Payfone's new identity service is called Identity Certainty. Payfone has relationships with all four major U.S. telecom providers and already maintains records on 300 million mobile device owners in the U.S. And it monitors 400 event types, such as phones being upgraded, lost or stolen. This gives it a decent window into mobile phone users' account information, which at least in theory gives it the authority to corroborate that a user is who he says he is. Verizon uses Payfone's technology in its User Identity Services. (Verizon also offers authentication for PC users; Payfone secures only mobile users.)

"If you look at our experience as consumers on the Web, it's a friction-filled process," said Rodger Desai, Payfone's CEO, in a recent interview. "We always have to register for things. Even then, the counterparty, the merchant or the bank, doesn't always trust that we are who we say we are, so there's always additional friction."

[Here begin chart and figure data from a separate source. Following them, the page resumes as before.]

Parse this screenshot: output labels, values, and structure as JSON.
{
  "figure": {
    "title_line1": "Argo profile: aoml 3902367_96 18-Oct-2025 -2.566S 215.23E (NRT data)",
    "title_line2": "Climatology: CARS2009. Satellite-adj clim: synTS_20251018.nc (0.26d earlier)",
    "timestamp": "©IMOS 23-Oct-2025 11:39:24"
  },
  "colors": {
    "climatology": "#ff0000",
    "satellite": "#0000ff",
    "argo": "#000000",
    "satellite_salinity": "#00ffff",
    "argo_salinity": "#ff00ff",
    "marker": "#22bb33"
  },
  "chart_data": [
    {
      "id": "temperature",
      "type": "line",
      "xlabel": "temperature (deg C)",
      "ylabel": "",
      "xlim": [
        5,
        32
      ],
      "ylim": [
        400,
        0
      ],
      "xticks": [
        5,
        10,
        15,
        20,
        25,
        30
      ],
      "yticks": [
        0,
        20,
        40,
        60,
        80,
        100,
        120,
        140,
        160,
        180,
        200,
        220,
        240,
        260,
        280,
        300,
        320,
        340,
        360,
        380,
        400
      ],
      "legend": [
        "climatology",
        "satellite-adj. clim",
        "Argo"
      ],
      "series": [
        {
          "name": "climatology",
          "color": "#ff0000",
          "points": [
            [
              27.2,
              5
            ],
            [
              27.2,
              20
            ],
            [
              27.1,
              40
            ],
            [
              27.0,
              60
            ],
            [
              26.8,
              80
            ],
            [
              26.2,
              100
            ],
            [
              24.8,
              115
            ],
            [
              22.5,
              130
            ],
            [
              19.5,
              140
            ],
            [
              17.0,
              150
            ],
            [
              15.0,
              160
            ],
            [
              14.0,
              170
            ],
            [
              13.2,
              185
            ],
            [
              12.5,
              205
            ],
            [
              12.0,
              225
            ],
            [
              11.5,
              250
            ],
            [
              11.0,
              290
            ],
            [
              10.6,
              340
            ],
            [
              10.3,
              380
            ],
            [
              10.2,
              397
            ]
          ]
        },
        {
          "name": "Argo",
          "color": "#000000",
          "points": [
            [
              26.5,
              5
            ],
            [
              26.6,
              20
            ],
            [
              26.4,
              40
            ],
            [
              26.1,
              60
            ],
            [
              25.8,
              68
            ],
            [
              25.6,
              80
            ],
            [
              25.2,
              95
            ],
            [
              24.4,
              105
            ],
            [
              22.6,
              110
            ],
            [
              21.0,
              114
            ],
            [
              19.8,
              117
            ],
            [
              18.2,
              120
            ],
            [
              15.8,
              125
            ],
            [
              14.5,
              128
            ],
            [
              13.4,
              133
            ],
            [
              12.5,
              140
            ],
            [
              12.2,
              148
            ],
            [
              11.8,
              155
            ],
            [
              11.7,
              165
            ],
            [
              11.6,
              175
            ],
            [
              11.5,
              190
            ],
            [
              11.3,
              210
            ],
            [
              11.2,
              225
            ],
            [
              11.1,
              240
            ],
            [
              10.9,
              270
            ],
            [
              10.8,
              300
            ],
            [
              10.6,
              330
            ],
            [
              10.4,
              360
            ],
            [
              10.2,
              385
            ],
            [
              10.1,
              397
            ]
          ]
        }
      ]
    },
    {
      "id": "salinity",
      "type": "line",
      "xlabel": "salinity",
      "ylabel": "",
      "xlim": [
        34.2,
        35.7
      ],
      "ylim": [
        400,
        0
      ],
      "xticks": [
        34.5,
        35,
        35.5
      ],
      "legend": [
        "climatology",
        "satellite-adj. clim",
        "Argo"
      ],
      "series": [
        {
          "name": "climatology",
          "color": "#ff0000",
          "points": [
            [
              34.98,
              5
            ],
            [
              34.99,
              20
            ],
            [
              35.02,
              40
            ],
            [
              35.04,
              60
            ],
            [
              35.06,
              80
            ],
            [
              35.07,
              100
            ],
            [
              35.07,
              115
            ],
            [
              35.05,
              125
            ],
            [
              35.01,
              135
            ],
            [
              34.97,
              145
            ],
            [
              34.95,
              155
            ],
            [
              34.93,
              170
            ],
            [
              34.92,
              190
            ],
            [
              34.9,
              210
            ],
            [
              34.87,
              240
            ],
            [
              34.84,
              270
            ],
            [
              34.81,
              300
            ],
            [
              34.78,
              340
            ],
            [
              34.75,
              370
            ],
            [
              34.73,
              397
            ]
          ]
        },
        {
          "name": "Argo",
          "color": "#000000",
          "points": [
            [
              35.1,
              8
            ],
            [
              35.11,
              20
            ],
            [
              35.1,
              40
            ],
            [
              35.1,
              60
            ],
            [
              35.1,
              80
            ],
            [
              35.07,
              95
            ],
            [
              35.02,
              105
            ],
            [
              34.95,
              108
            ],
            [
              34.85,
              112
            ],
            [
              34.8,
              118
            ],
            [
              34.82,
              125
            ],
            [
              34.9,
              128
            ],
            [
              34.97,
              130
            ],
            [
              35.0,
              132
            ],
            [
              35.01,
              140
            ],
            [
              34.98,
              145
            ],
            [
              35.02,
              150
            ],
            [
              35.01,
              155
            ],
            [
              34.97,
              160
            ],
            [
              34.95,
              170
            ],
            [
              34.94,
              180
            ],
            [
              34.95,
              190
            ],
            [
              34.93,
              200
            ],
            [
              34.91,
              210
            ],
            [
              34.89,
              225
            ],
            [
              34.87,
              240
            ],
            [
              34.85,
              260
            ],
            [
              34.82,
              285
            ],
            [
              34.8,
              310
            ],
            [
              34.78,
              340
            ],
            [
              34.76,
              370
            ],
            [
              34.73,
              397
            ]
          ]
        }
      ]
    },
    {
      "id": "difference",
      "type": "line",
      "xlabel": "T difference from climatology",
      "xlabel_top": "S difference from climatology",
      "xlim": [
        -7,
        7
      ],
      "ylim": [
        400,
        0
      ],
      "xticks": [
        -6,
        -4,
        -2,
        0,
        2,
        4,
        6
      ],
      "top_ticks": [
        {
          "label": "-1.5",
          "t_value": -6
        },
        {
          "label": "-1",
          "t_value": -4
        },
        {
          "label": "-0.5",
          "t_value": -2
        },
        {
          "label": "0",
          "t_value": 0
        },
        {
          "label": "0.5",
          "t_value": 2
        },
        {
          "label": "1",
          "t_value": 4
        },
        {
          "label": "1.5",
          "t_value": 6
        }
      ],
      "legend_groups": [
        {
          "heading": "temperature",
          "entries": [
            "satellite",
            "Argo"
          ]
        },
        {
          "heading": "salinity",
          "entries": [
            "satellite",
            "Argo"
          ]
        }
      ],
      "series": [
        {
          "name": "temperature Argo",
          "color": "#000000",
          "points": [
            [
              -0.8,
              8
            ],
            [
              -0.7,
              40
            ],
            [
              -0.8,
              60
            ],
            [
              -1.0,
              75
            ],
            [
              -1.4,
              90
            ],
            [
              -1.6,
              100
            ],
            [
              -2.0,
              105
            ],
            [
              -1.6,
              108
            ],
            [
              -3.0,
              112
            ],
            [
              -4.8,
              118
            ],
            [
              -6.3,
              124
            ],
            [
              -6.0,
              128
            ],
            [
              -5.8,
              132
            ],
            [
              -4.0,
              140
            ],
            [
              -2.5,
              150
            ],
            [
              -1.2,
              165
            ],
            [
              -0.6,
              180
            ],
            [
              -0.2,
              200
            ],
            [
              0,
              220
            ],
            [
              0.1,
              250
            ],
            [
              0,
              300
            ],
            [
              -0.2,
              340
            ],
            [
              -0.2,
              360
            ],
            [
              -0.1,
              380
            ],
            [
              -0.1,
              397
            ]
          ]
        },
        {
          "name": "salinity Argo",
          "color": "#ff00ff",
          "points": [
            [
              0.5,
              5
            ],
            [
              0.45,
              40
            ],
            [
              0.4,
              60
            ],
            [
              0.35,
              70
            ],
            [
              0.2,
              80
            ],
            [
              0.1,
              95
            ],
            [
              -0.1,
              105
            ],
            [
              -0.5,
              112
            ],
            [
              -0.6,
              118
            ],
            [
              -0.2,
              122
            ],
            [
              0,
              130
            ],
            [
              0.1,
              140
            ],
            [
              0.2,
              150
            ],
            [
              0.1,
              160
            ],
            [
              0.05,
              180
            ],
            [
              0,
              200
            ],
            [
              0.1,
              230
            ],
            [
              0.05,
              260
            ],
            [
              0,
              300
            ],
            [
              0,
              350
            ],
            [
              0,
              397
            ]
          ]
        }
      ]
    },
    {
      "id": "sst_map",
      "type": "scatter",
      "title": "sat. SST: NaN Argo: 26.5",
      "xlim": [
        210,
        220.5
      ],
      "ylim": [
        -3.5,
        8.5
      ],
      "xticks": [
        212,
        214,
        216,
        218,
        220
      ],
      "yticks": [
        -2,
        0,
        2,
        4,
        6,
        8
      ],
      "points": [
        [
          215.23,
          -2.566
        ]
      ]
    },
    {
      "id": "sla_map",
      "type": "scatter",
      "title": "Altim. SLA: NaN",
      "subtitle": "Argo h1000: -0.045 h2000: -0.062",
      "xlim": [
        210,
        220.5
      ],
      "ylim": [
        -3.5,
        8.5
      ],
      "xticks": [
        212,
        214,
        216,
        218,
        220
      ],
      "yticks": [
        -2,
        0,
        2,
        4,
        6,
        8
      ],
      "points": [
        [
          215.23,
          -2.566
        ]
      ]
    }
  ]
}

Desai says banks began telling Payfone two years ago that they wanted to move their branches to the phone and that traditional methods of authenticating online banking users would not work on mobile devices.

"On a PC, we look at someone's IP address and we make sure it's the same home router they normally log in from," Desai said. "On a phone you can't do that; the telecom provider changes the IP address every time you log in." And, of course, phones are frequently lost or stolen, requiring owners to get new hardware and IP addresses.

Using Identity Certainty, a bank customer logs in normally from her phone or tablet. Behind the scenes, Payfone tracks the user's IP address to her Payfone "signature," which is a combination of information about the user's activity related to that SIM card.

One of the 400 "event types" Payfone monitors is the kill switch. "If you look at the fine print of a lot of mobile apps, they ask the customer to call when they lose their phone, so the bank can disable that phone," Desai noted. "Less than 10% of people call the bank." But every time someone loses their phone, they get a new phone. To protect the customer, the phone company will kill the SIM of the old phone. Payfone can detect that, Desai said, and let the bank know to blacklist the old device.

"What's magical about Payfone's approach is we're leveraging something [telecom] operators already do today," Desai said. "Identity Certainty doesn't require the human to do anything. It happens behind the scenes. There are no knowledge-based questions to answer or [text messages] to respond to."

Payfone calls this a "silent second factor."

Payfone is partnering with Early Warning, a fraud mitigation service provider, to offer its service. Three tier-one banks are already using Identity Certainty through Early Warning, Desai said.

"Ultimately we think if we don't get this right as an industry, consumer confidence will be questioned," Desai said.